Tuesday, December 25, 2018

Trump in a Not-Even-a-Crisis

One of the biggest reasons I dreaded having Donald Trump as President (and one that liberals and conservatives should dread equally) was the thought of him in a crisis.  It was obvious that the best way to deal with Trump in a crisis would be to handcuff him, stuff something in his mouth, and lock him in the closet until it blew over.

And just to be clear, the latest stock market slide is NOT a crisis.  September 2008 was a crisis -- Fannie and Freddie nationalized, Lehman Brothers failing, Merrill Lynch surviving only by merger, AIG being nationalized, Morgan Stanley and Goldman Sachs becoming bank holding companies to survive, and Washington Mutual Bank failing all in one month -- now that was a crisis!  And naturally the stock tanked, but falling stocks were a symptom, rather than a cause, of the crisis.

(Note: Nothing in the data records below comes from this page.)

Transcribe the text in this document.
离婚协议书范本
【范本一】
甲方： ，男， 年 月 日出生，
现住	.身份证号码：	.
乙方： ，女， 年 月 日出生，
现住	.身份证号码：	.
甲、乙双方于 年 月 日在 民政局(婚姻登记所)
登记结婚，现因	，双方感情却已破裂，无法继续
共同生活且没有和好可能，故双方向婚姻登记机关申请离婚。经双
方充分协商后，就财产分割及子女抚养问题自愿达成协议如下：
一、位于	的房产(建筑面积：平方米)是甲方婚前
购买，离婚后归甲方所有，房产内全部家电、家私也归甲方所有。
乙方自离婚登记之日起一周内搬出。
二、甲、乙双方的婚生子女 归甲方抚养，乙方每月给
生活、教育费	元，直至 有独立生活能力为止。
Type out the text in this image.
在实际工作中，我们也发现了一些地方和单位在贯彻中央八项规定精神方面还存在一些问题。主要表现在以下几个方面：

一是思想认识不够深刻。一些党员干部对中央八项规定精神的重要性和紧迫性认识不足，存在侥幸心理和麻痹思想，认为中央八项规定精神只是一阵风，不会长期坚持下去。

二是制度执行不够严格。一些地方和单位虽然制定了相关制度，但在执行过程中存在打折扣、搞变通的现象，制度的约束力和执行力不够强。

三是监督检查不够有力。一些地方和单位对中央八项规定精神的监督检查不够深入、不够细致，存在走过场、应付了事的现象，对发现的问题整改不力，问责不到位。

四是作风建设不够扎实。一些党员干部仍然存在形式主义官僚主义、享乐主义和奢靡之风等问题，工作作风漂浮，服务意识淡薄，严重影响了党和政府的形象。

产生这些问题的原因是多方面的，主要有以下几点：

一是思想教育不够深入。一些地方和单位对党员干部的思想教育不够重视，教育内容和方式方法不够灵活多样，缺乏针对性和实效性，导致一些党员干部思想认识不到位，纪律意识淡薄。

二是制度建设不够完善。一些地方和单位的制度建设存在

What we are seeing now is nothing like that.  It is, at worst, some softening of the economy, a reminder that the business cycle is still with us.  And, if we are lucky, it might just turn  out to be a needless panic.  A normal President would either keep quiet or  give some vague platitude that so long as all is well on Main Street, Wall Street will calm down.

And yes, I will admit it is unsettling to watch the stock market fall by triple digits day after day after day.  To see the stock market fall by 500 points in one day is familiar enough.  But it is usually followed by 200-300 point rebound the next day.  Even a general slide usually has interruptions.  So to see it fall by triple digits day after day with no relief is genuinely disturbing.

But there is nothing in the overall economy, nothing at all, to justify such a drop.  If our Tweeter-in-Chief would just SHUT UP, I'm sure the market would settle down and figure out that its freakout was unnecessary. 

A crisis is, to a considerable extent, a choice.  Presidents can decide, to a considerably extent, whether to respond to a development, like missiles in Cuba, or not.  Some leaders create foreign crises on purpose to boost their sagging domestic popularity.  But creating an economic crisis is generally not recommended.

And, just for the record, I don't think you can tweet your way into a crisis.  If all is well on Main Street, then I really do expect Wall Street to figure it out sooner or later and calm down.  I expect the slide to stop soon and a recovery to begin.  It will probably take some time to get back to the old high.  Stocks were becoming irrationally exuberant and needed some sobering up.  We may slip into a recession, but there is no reason to believe it will be a bad one.  So I fully expect the slide to stop soon, despite Trump's best efforts.  But it would have stopped a lot sooner without them.

UPDATE:  And right on cue, our President and Secretary of the Treasury shut up for one day and, sure enough, the stock market promptly recovers.